Pertanyaan publik juga bergeser pada tata kelola Program Indonesia Pintar (PIP). Data penerima, nominal bantuan, mekanisme pencairan, bukti penerimaan siswa hingga kemungkinan adanya potongan atau pungutan yang dikaitkan dengan PIP perlu diuji melalui dokumen, bukan sekadar penjelasan normatif.
Tidak ada ruang untuk menyimpulkan adanya penyimpangan sebelum bukti diperiksa. Namun justru karena MTsN 9 Ngawi merupakan lembaga pendidikan negeri, transparansi bukan pilihan, melainkan bagian dari pertanggungjawaban pengelolaan lembaga dan dana yang menyangkut hak peserta didik.

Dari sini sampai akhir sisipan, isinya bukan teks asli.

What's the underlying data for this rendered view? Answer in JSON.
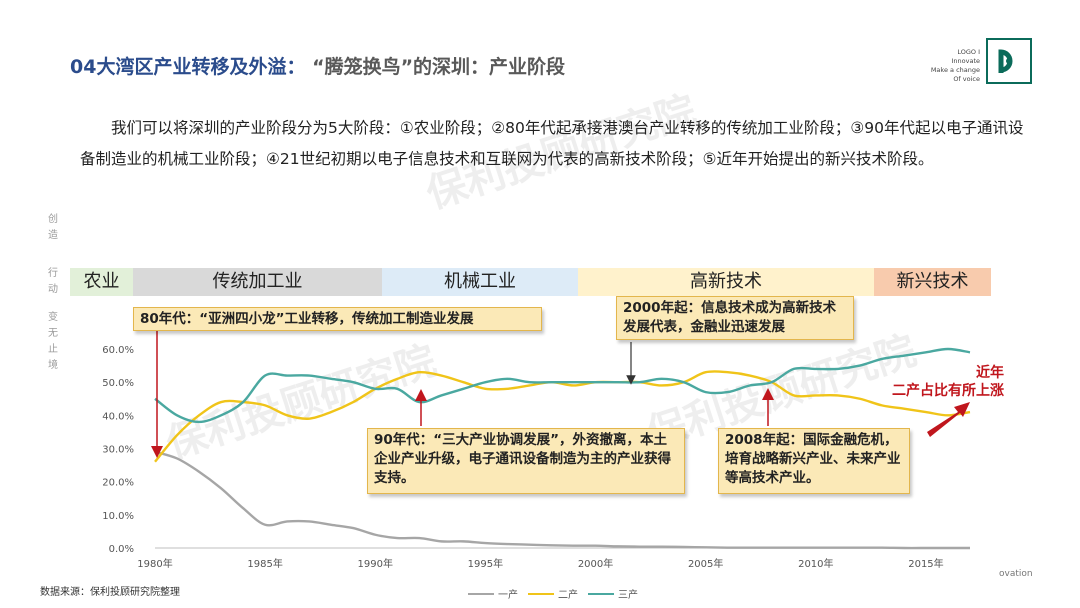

Konfirmasi telah disampaikan kepada Sukamad untuk meminta penjelasan mengenai persoalan ijazah, pembiayaan dan PIP. Namun hingga berita ini diterbitkan, Sukamad belum memberikan tanggapan.
Redaksi juga memperoleh informasi mengenai adanya laporan terhadap Kepala MTsN 9 Ngawi kepada aparat penegak hukum (APH). Informasi tersebut masih dalam proses verifikasi dan tidak dijadikan dasar untuk menyimpulkan adanya tindak pidana.
Kini publik menunggu jawaban yang konkret: apa dasar penarikan biaya, siapa yang memutuskan, bagaimana pertanggungjawabannya, mengapa ijazah belum diserahkan, dan bagaimana PIP disalurkan kepada penerima?
Jika seluruhnya telah sesuai ketentuan, Sukamad semestinya tidak kesulitan membuka administrasi dan memberikan penjelasan yang terang. Sebab semakin lama pertanyaan publik dibiarkan tanpa jawaban, semakin besar pula ruang munculnya dugaan dan ketidakpercayaan terhadap tata kelola MTsN 9 Ngawi.(Ayyubi)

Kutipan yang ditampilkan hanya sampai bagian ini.